Ce qui est à garder c’est ce qui, en chacun, échappe à l’aliénation et qui est vraiment réponse à un sujet. Ce qui est à garder, c’est ce qui en chacun s’enracine dans une décision libre où l’on peut dire « Je » en vérité. Tout le reste est péché et condamnable. Chacun peut se reconnaître dans la formule de St Paul : « Je sens deux hommes en moi ». L’un d’eux doit disparaître. C’est Paul encore qu’il faut citer : « Le jour du jugement… le feu éprouvera ce que vaut l’œuvre de chacun… celui dont l’œuvre sera consumée… lui-même sera sauvé, mais comme on l’est à travers le feu. » (1Co 3,15) : « lui-même », c’est-à-dire ce qui en lui est capable, malgré tout, de se tourner vers autrui.
Il n’est peut-être pas artificiel, à la suite de Marie Belmary (1), d’éclairer cette métaphore du feu dans l’Evangile par le texte du livre de l’Exode évoquant la manifestation de IHVH à Moïse (Ex. 3,2). Ce dernier aperçoit un feu qui, pareil à celui de la géhenne, ne s’éteint pas.

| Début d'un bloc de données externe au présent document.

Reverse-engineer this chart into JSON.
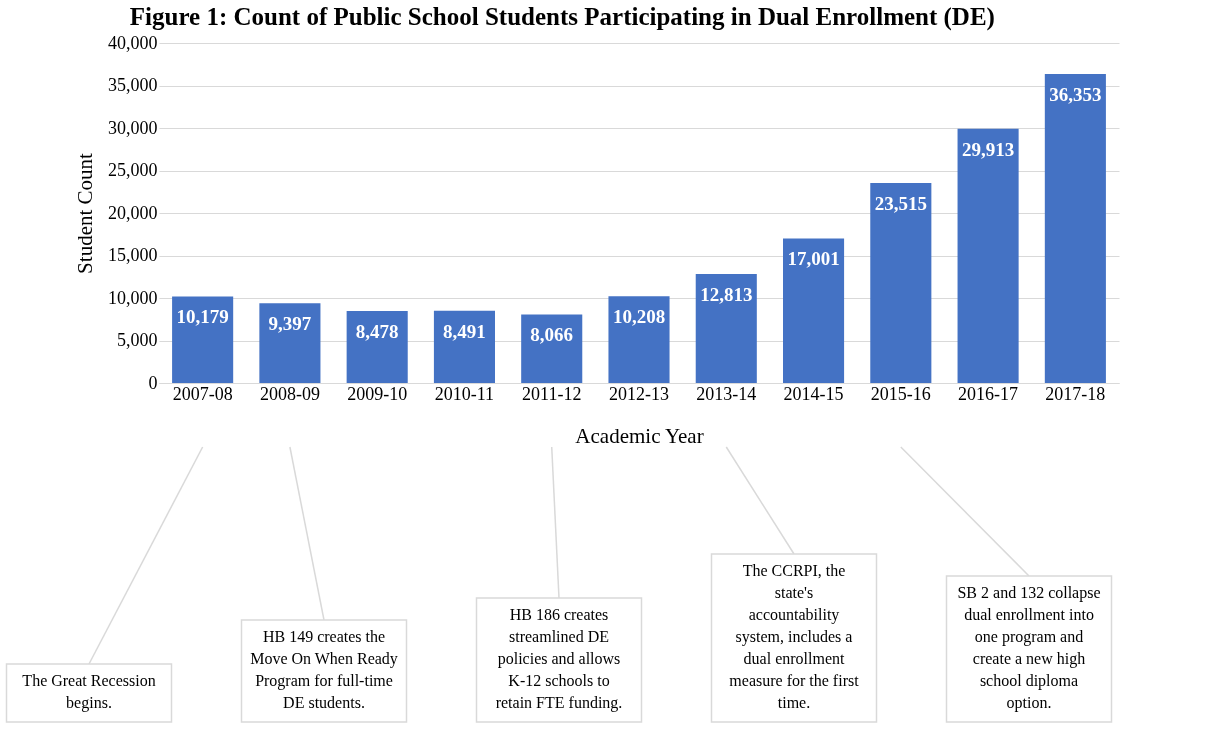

Intrigué, Moïse s’approche et découvre que la voix qui sort des flammes est l’émergence d’un « Je » : « Je suis celui qui dit JE ». Le jour du jugement, par-delà ce qui nous condamne à nos propres yeux, nous surgissons à notre tour, à l’image de Dieu, comme un sujet libéré de ce qui l’entrave.
Une parabole bien connue illustre ce que peut signifier ce jugement dernier. Elle met face-à-face deux types de sujets humains. En même temps, elle les met face à Jésus qui est en position de juge : « Quand le Fils de l’Homme viendra dans sa gloire, escorté de tous les anges, alors il prendra place sur son trône de gloire. Devant lui seront rassemblées toutes les Nations. Il séparera les gens les uns des autres, tout comme le berger sépare les brebis des boucs. » (Mat. 25,31). En réalité, ce qui est à condamner c’est le refus d’entrer dans le jeu d’appel et de réponse où « Je » et « Tu » adviennent comme sujets séparés mais face-à-face. Se situant par rapport à la Loi, Jésus disait « Moi je vous dis ». Le malade, l’affamé, le prisonnier, le pauvre sans vêtement, l’étranger, le prisonnier en appellent à autrui. Chacune de leurs paroles, explicite ou non, est la parole qui renouvelle la loi. Ne pas répondre c’est perdre la face et s’exclure. Y répondre sauve le sujet qui, face autrui, dit en réalité : « Moi, je te soigne, je te nourris, je t’habille, je t’accueille, je te visite. » « Allez dans le feu éternel », dit le juge. Le feu purifie pour ne laisser que ce qui échappe à la destruction, la possibilité de dire « je ». Qui a toujours perçu les appels au secours ? Cette part de nous-mêmes qui est repli sur soi, est maudite et vouée à être jetée au feu, désavouée. Ce n’est pas elle qui donne consistance à nos vies. Mais il est arrivé à chacun d’avoir, peu ou prou, tendu la main à celui qu’il fallait relever. Cette part de nous-mêmes où nous faisons face à autrui et à ses attentes échappe à la destruction. Elle est sauvée.
La communion des saints
« Pardonnez-moi, mon Dieu, si je dis un blasphème : quand je pense à (la damnation), je ne peux plus prier. Les paroles de la prière me paraissent ensanglantées de sang maudit, et mon âme s’affole à penser aux damnés ; à penser aux damnés mon âme se révolte. » Ces paroles de poète sont d’un grand chrétien, Charles Péguy. Toute une partie de sa vie, il refusa une Église qui parlait d’un enfer. A ce sujet, il faut préciser que toujours celle-ci s’est interdit d’affirmer qu’il y ait une seule personne damnée pour l’éternité. Toujours est-il que Péguy a retrouvé la foi en prenant conscience de ce que l’on appelle « La Communion des saints ». Entre ce monde ci et l’Au-delà, les liens demeurent et les catholiques affirment que nous pouvons prier les uns pour les autres. On invoque le Père pour qu’il accueille les défunts dans son Royaume et nous implorons aussi l’aide des défunts. Pourquoi invoquer le Père si chacun est sauvé ? Nous prétendons que l’arrachement à cette part de nos vies vouée à l’échec n’est pas l’œuvre de chacun seulement mais qu’elle implique cette solidarité entre les pécheurs et les saints qui se donnent la main pour une ronde sans fin.